Are your clients held back by their belief in fitness fictions? We get to the bottom of the five most common misconceptions.

1. You aren’t losing weight because you’re putting on muscle.

Truth: “If you’ve started strength training, you won’t put on enough muscle mass to significantly offset weight loss,” Brookbush says. One study found that those who performed resistance-training three times a week for 16 weeks gained about two pounds of lean body mass, which won’t offset the one to two pounds per week connected to healthy weight loss.

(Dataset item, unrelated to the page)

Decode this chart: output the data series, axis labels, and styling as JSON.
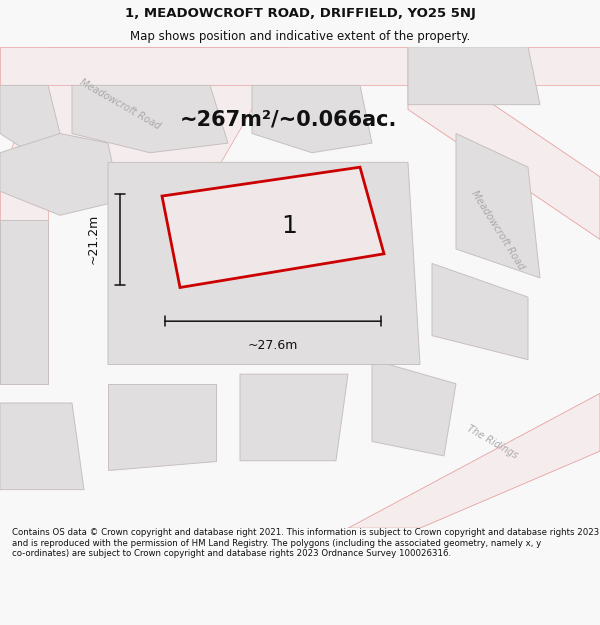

 2. Women will bulk up if they strength-train.

Truth: Women don’t have the testosterone or growth hormone levels that men do, so bulking up is very difficult. Instead, they’ll look more toned and be stronger.

3. You can “spot tone.”

Truth: Where the fat comes off first is genetically determined and happens everywhere—did you ever notice how even your fingers get thinner when you lose weight?

4. Machines are safer than free weights.

Truth: Lifting free weights with proper form gives you better coordination and connects more to real-world activities.

5. No next-day muscle pain, no gain.

Truth: “If you’re sore a lot, you may be overtraining and getting worse results,” Brookbush says. One 2012 study found that overtraining can boost inflammation, interfering with muscle growth.

By Brent Brookbush, DPT, PT, MS, NASM-CPT, CES, PES, CSCS, ACSM-H/FS, NASM Master Instructor, and author of Fitness or Fiction: The Truth About Diet and Exercise.